There’s no need to explicitely close() files because Rust closes them automatically when they fall out of scope.

Now I’ll modify the for loop in main() so that it calls process_file() and passes it a Path:

// Iterate through file names
for file_name in files.iter() {
    
    // Turn into a Path
    let path = Path::new( &file_name ); 

    // Execute count_file() on it, parsing the response.
    match process_file( path ) {

        Ok( ( lines, words ) ) => {
            println!("{}\t{} lines\t{} words.", path.display(), lines, words );
        },
        Err( err ) => {
            panic!("Error - {}", err );
        }

    };
}

Ok, we’re half way there.

Function: counter

Now I need to write counter() to take the reader to read lines from and count words.

fn counter<R: BufRead> ( reader: &mut R ) -> Result<( i32, i32 ), String> {

    // Define our line and word count variables
    let mut total_lines: i32 = 0;
    let mut total_words: i32 = 0;

    // Create a String. This will be where each line is read to
    let mut line = String::from( "" );

    // Start a loop
    loop{ 

        // Attempt to read a line into 'line'
        match reader.read_line( &mut line ) {

            // We successfully read some bytes
            Ok( _ ) => {

                    // Exit loop if we didn't read any data.
                    if line.len() == 0 {
                        break;
                    }

                    // Trim the string and increment lines & words
                    line = line.trim().to_string();
                    total_lines += 1;
                    total_words += count_words( &line );
                    // Clear the string buffer
                    line.clear(); 
            },
            // If an error occurred, return it early
            Err( why ) => return Err( why.to_string() )
        };
    

    }
    // Return the counts if everything went ok.
    Ok( ( total_lines, total_words ) )
}

I got stuck here for a while trying to directly pass the BufReader in to counter(), when actually I should’ve been more aware of how to use traits.
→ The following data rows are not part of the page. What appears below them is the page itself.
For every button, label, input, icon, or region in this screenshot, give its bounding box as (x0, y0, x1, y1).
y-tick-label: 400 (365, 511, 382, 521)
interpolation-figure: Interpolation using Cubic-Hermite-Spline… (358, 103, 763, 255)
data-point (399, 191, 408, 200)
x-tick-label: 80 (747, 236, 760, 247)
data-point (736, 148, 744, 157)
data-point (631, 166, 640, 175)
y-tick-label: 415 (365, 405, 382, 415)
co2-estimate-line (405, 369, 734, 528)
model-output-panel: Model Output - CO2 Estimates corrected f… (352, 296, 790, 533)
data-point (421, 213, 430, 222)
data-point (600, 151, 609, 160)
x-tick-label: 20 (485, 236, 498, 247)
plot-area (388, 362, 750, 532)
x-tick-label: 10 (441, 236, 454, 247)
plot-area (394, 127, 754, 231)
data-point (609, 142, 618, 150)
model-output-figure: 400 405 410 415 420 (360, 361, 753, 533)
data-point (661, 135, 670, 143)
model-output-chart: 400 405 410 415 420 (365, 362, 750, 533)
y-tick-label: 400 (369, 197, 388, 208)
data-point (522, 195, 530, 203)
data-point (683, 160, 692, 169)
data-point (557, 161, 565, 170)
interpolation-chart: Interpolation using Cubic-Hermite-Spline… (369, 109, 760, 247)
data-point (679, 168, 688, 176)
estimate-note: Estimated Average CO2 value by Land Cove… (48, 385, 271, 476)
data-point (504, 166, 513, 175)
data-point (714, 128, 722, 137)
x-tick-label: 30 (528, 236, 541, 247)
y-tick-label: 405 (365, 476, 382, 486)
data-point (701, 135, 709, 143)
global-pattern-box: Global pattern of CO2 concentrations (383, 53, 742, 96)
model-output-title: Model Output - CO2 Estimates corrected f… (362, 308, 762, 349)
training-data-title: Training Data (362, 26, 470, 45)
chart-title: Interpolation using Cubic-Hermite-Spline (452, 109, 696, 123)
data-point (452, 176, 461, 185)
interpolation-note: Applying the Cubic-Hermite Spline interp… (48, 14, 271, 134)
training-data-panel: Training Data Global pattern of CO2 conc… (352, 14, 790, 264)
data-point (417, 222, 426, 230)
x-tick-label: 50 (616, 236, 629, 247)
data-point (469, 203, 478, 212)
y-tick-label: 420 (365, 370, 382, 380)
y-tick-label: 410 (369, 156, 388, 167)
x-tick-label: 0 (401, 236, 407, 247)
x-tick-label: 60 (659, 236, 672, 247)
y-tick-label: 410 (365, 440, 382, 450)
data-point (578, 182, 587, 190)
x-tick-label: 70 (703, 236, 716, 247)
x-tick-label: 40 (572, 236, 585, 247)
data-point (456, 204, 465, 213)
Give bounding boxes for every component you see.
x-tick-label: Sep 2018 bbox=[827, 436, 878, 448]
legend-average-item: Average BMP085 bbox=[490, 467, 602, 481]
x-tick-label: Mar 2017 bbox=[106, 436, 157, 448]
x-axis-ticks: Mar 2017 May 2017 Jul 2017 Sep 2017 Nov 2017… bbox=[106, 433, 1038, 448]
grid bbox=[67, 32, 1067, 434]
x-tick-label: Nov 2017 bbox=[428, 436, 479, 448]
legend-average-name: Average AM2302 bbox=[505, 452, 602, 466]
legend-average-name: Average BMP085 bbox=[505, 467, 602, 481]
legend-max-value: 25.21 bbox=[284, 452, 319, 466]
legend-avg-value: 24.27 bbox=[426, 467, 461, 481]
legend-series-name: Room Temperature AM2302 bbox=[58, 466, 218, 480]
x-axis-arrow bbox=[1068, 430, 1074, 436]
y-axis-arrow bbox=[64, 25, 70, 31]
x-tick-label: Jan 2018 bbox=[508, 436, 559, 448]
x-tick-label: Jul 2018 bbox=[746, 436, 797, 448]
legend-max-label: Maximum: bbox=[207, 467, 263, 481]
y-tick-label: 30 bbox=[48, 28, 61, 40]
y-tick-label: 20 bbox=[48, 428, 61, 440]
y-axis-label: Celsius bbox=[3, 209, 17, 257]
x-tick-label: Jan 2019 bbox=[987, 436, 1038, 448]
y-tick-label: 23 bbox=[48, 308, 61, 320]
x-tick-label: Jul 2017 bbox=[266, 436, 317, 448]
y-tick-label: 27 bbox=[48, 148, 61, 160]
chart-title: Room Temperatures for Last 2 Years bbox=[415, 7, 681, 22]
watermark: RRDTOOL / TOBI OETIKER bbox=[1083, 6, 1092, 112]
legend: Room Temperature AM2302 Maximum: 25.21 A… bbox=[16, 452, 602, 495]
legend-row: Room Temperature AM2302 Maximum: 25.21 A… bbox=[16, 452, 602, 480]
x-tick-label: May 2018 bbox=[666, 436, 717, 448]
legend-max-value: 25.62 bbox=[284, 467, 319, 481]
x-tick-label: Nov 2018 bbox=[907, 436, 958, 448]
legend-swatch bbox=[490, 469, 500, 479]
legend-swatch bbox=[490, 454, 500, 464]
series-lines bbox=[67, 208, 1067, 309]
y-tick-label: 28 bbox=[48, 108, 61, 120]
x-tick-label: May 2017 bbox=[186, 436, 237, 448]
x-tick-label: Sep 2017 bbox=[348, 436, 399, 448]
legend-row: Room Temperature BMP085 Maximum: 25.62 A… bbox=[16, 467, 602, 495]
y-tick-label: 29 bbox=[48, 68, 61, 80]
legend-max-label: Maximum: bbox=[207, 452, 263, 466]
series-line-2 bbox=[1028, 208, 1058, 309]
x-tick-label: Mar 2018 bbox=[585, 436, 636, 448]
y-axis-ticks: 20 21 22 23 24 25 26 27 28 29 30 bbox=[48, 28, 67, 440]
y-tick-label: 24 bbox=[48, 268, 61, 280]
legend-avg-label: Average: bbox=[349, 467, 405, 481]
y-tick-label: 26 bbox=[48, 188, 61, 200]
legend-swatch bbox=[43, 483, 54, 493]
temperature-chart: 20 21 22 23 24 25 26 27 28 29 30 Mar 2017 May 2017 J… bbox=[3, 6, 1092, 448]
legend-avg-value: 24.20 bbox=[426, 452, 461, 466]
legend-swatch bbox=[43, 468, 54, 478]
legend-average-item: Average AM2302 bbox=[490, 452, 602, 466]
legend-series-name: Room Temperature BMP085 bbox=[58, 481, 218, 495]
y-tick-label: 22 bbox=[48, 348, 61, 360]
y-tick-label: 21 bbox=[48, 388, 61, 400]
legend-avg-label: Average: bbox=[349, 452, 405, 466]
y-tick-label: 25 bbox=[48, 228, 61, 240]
It turns out that it’s better to use traits and static dispatch: (fn counter<R: BufRead>).

This is the best I can explain it: When I open the file, Rust returns a reader which can be of any type because they can be created from network sockets, files, devices, etc. What makes it a reader is the fact that it implements the Read trait. Therefore, our function should accept an unknown type as long as it’s a reader.

So counter() accepts objects with the BufRead trait, like our BufReader.

Anyway, the function reads lines from the reader and passes them to count_words(). If the line is blank we break and return the counts, and if there’s an error we return an Err early. It returns a successful result of an i32 tuple of lines and words.

Function: count_words

Next, I’ll write my count_words() function. This is the simplest one. It takes a string, iterates through the characters and counts the occurrances of whitespace, returning the count.

fn count_words( s: &String ) -> i32 {

    let mut words: i32 = 0;

    for c in s.chars() {

        if c.is_whitespace() {
            words += 1;    
        }
        
    }

    words + 1
}

Putting it all together

So our program is complete! Now I can run it to see what happens.

$ time cargo run ../data/comments.txt ../data/posts.txt
    Finished dev [unoptimized + debuginfo] target(s) in 0.0 secs
     Running `target/debug/wc-serial ../data/comments.txt ../data/posts.txt`
../data/comments.txt  4700 lines  1624970 words.
../data/posts.txt 22094 lines 4301338 words.

real  0m4.644s
user  0m4.558s
sys 0m0.049s

That’s about 34MB of data read in around 4.6 seconds.

The full program can be found on GitHub here.